2025-10-02 –, Robert Faure Amphitheater
Language: English
Sampling is at the base of many statistical methods and procedures. Apart from the traditional sampling from finite populations available in StatsBase.jl, there are many more methods and techniques which could be of interest in specific simulation scenarios where performance and memory consumption are critical. In such cases, packages implementing sampling methods for streaming data could be particularly advantageous for scalable and efficient simulations.
For applications that handle high‐velocity data as real‑time monitoring of network traffic or sensor feeds in IoT deployments, the classical paradigm of drawing all observations into memory before sampling can become infeasible. Streaming algorithms overcome this bottleneck by maintaining only a compact summary of the data seen so far and updating the sample incrementally as each new element arrives.
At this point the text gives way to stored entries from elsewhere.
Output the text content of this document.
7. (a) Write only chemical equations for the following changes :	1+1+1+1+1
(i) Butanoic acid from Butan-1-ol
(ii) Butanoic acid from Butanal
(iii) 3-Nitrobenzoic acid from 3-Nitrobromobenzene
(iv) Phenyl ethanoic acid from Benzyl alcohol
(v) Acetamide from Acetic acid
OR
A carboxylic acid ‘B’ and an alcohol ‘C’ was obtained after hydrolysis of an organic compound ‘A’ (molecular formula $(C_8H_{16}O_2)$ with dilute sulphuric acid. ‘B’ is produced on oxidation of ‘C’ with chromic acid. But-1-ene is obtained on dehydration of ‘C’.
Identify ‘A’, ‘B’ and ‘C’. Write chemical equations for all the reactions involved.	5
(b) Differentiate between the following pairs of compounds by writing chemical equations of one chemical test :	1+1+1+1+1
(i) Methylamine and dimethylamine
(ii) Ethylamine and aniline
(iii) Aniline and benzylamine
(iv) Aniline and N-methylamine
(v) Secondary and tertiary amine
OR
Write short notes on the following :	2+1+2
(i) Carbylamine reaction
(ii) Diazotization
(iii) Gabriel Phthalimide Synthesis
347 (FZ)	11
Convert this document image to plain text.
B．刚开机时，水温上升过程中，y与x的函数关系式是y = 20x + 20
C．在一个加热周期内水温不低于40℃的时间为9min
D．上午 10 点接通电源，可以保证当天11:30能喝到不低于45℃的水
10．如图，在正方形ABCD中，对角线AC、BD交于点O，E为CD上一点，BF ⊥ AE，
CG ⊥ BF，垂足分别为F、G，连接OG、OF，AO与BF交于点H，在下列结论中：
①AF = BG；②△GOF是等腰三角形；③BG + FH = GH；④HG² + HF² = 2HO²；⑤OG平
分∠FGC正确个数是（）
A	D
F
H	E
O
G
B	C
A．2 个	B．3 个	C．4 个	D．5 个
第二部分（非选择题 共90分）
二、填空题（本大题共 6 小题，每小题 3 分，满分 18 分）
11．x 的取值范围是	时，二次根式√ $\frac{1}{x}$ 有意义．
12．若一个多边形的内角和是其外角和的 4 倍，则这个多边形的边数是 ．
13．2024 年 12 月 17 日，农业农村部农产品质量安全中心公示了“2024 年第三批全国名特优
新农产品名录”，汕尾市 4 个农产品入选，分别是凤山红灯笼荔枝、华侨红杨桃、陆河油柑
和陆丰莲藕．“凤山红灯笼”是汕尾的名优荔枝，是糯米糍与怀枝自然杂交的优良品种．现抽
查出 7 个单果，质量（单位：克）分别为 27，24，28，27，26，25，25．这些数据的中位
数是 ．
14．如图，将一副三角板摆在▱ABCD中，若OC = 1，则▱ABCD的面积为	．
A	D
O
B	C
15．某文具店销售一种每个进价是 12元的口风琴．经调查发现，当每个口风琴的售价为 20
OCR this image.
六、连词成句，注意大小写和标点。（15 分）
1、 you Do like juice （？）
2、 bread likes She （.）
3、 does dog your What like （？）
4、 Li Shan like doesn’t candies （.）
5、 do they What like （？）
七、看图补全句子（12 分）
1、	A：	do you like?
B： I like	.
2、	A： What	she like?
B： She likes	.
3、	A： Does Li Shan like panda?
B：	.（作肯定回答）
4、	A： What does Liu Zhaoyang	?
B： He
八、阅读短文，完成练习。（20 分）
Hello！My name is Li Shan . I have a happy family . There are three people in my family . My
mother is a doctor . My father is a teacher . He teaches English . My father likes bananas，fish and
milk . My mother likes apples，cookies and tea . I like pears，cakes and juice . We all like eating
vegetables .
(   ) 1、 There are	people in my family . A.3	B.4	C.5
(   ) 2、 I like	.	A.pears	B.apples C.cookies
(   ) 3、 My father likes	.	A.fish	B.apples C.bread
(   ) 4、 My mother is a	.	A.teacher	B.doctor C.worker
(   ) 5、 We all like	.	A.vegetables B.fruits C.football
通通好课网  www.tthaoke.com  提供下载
We will present a package which expands the sampling tools in Julia in this direction: StreamSampling.jl. The package focuses on techniques for sampling from large or unbounded streams of data which could be too large to store in memory, providing methods such as reservoir sampling and other streaming algorithms that ensure efficient and representative sampling in this setting.
Interestingly, by eliminating the need for an initial memory-allocating pass to collect the elements, some of these methods have also shown performance benefits when sampling from generic iterators, which would otherwise need to be stored in memory if a traditional approach had been used.
I’m a Junior Researcher at the CENTAI Institute, specializing in statistical and simulation methodologies.